Since Act 388 took effect three years ago, the percentage of homes classified as primary residences in Beaufort County has risen from 25 percent to 40 percent, according to Phyllis White, the school district's chief financial officer.

White said she doesn't know exactly how much property tax revenue the school system has lost from the rush to a lower tax category, but she figures Act 388 is behind the dramatic change.

"We're getting squeezed," she said.

A new analysis by a Clemson University researcher shows why Act 388 could be the culprit.

The difference in property tax bills between the two kinds of residential property used to be 50 percent.

Now it's 141 percent in Beaufort County, 138 percent in Greenville and 133 percent in Clemson for properties with the same value, according to the study by Ellen Saltzman, research associate at the Strom Thurmond Institute for Government and Public Affairs.

In the city of Greenville, the annual tax bill for a $100,000 home is $776 if it's classified as a primary residence and $1,849 if it's classified as a second home, according to Saltzman's analysis.

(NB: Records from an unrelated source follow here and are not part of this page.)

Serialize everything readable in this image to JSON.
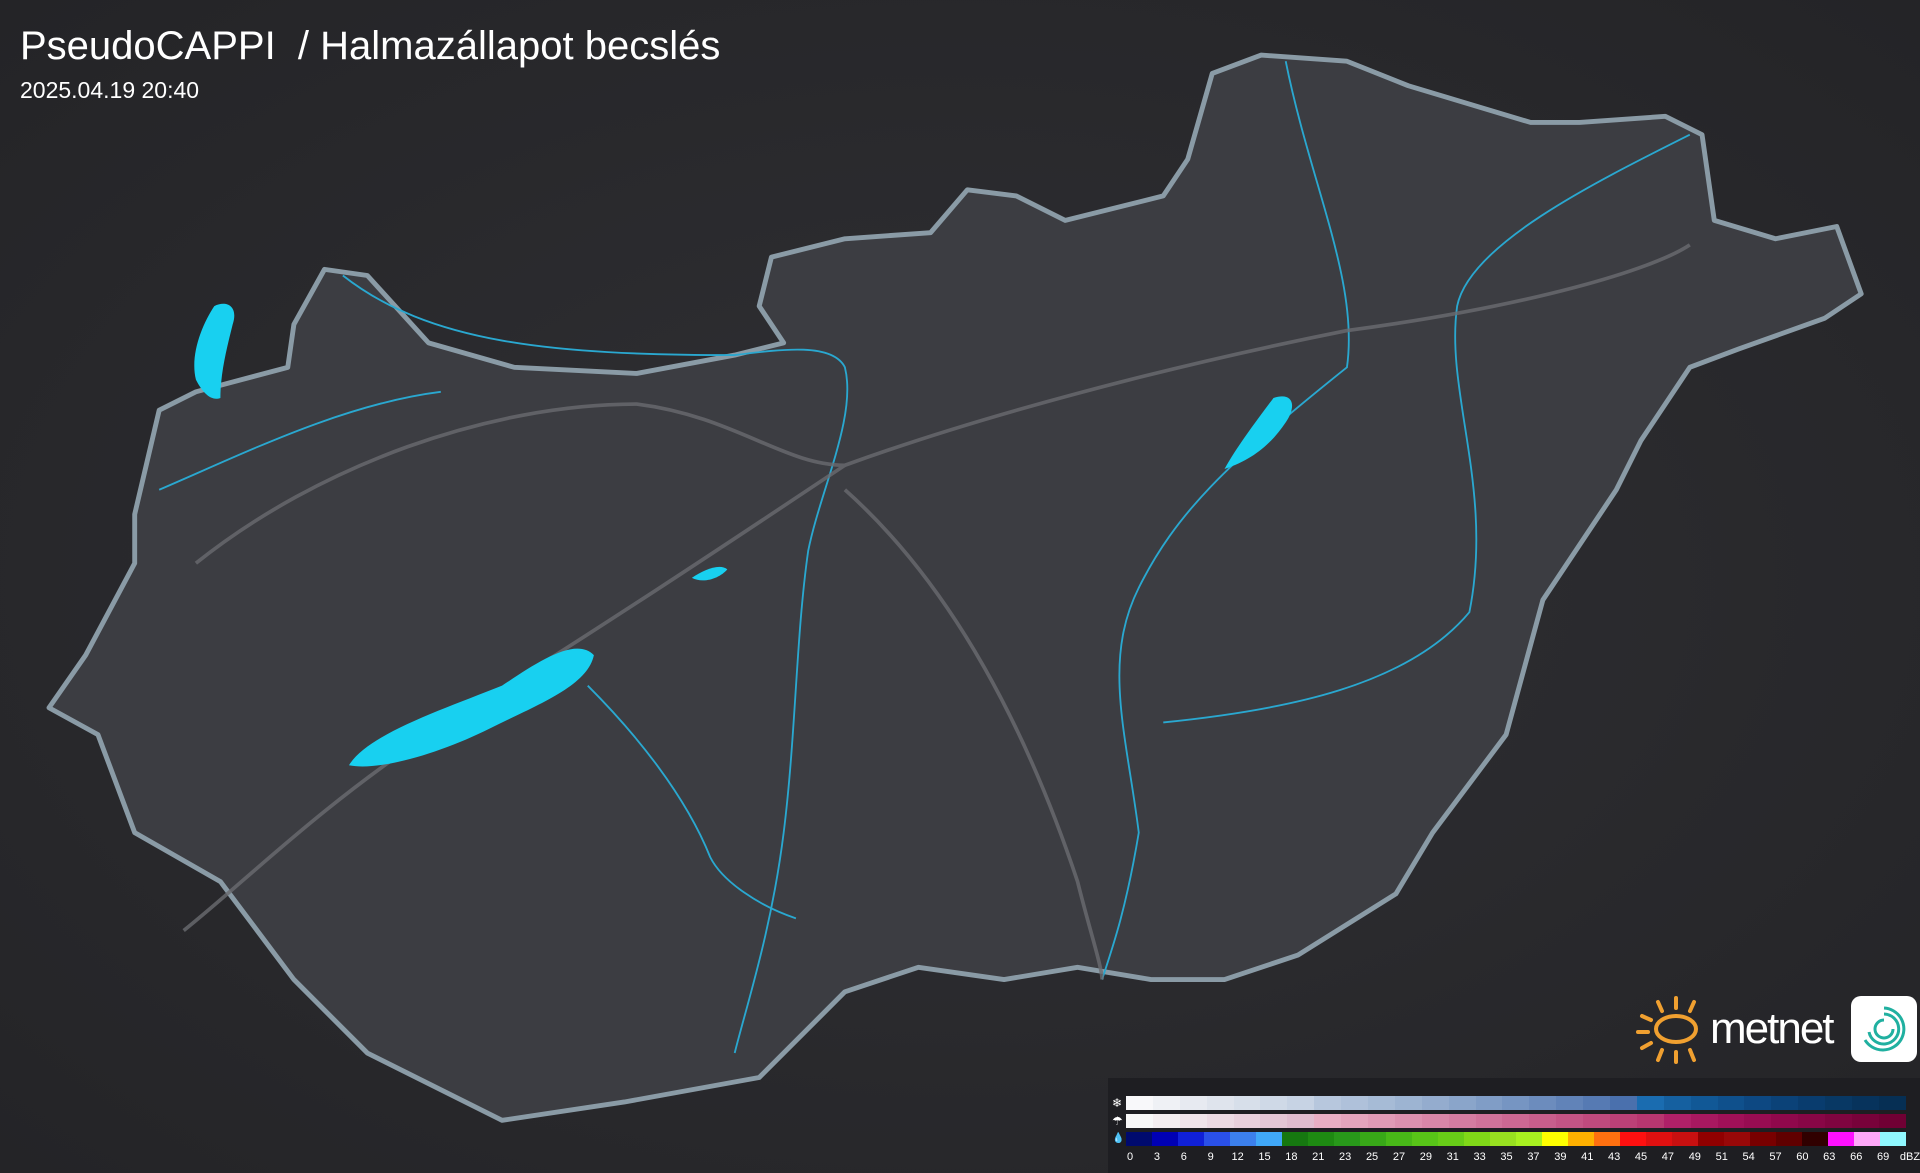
{
  "header": {
    "title": "PseudoCAPPI  / Halmazállapot becslés",
    "timestamp": "2025.04.19 20:40"
  },
  "logo": {
    "brand": "metnet",
    "icon": "metnet-app-icon"
  },
  "colors": {
    "lakes": "#18d0f0",
    "border": "#8a9ba6",
    "rivers": "#2aa8d0",
    "country_fill": "#3c3d42",
    "background": "#2b2b2f"
  },
  "legend": {
    "unit": "dBZ",
    "rows": [
      {
        "icon": "snowflake-icon",
        "glyph": "❄",
        "colors": [
          "#f8f8fa",
          "#eff1f5",
          "#e7eaf1",
          "#dfe4ed",
          "#d7dfea",
          "#cfd9e7",
          "#c7d3e4",
          "#b7c7dd",
          "#afc1da",
          "#a6bbd6",
          "#9db4d2",
          "#94acce",
          "#8aa5ca",
          "#809dc6",
          "#7695c2",
          "#6c8cbd",
          "#6183b8",
          "#567ab3",
          "#4a70ad",
          "#1a6cb0",
          "#1560a0",
          "#115896",
          "#0f508c",
          "#0d4882",
          "#0b4278",
          "#093c6e",
          "#083864",
          "#07335c",
          "#062f54"
        ]
      },
      {
        "icon": "mixed-precip-icon",
        "glyph": "☂",
        "colors": [
          "#f8f8f8",
          "#f4eef0",
          "#f0e4ea",
          "#ecdae3",
          "#e8d0dc",
          "#e4c6d5",
          "#e0bccf",
          "#e8aec4",
          "#e4a4bd",
          "#e09ab6",
          "#dc90af",
          "#d886a8",
          "#d47ca1",
          "#d0729a",
          "#cc6893",
          "#c85e8c",
          "#c45485",
          "#c04a7e",
          "#bc4077",
          "#b83670",
          "#b02068",
          "#a81860",
          "#a01058",
          "#980c52",
          "#90084c",
          "#880646",
          "#800440",
          "#78023a",
          "#700034"
        ]
      },
      {
        "icon": "raindrop-icon",
        "glyph": "💧",
        "colors": [
          "#000a6e",
          "#0000b4",
          "#1020d8",
          "#2a50e8",
          "#3c80ec",
          "#40a8f8",
          "#167810",
          "#1e8a12",
          "#28981a",
          "#38a818",
          "#48b818",
          "#58c418",
          "#68cc18",
          "#80d818",
          "#98e020",
          "#a8f020",
          "#ffff00",
          "#ffb000",
          "#ff7010",
          "#ff1010",
          "#e01010",
          "#c81010",
          "#900000",
          "#980808",
          "#780000",
          "#600000",
          "#300000",
          "#ff10ff",
          "#ffa8f8"
        ]
      }
    ],
    "extra_color": "#90f8ff",
    "ticks": [
      "0",
      "3",
      "6",
      "9",
      "12",
      "15",
      "18",
      "21",
      "23",
      "25",
      "27",
      "29",
      "31",
      "33",
      "35",
      "37",
      "39",
      "41",
      "43",
      "45",
      "47",
      "49",
      "51",
      "54",
      "57",
      "60",
      "63",
      "66",
      "69"
    ]
  }
}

For a $1 million home, the bill is $7,756 if it's classified as a primary residence and $18,486 if it's classified as a second home.

The differences in tax bills ranged from 119 percent to 165 percent in 10 other South Carolina counties Saltzman examined. The percentage varies depending on how much of the tax bill is attributable to school operations.

Jay Nexsen, president of Greenwood Communities and Resorts, which has developed luxury real estate communities across the Southeast, including Palmetto Dunes on Hilton Head Island and The Reserve in Pickens County, said a luxury home owner can save more than $10,000 a year through reclassification.

"I think it's happened on the coast for years," he said.

Nexsen said he thinks the wider tax differential resulting from Act 388 has hurt sales of luxury real estate because buyers these days carefully weigh not only a home's sale price, but every cost involved in owning the home - from insurance to clubhouse fees to property taxes.

"I think that all our buyers are getting much more sophisticated than they used to be," Nexsen said.

Saltzman also found the difference in tax bills between owner-occupied homes and second and rental homes is much wider in South Carolina than in four other Southeastern states she studied - Georgia, North Carolina, Tennessee, and Virginia.

In another unintended consequence of Act 388, real estate brokers say the law's 15 percent cap on property reassessments has been killing property deals because the cap comes off when a property is sold and the resulting higher tax bill scares away potential buyers.

State lawmakers last year created a special commission to come up with ideas for overhauling tax law, but took a re-write of Act 388 off the table.

State Rep. Dan Cooper of Piedmont, chairman of the tax-writing Ways and Means Committee, said changing property taxes is "like pushing on a balloon. When you push on one spot, it just expands in another direction. The only way to reduce a balloon is to let some air out, so the only way to reduce property taxes overall is to cut expenditures. Local governments haven't done much of this."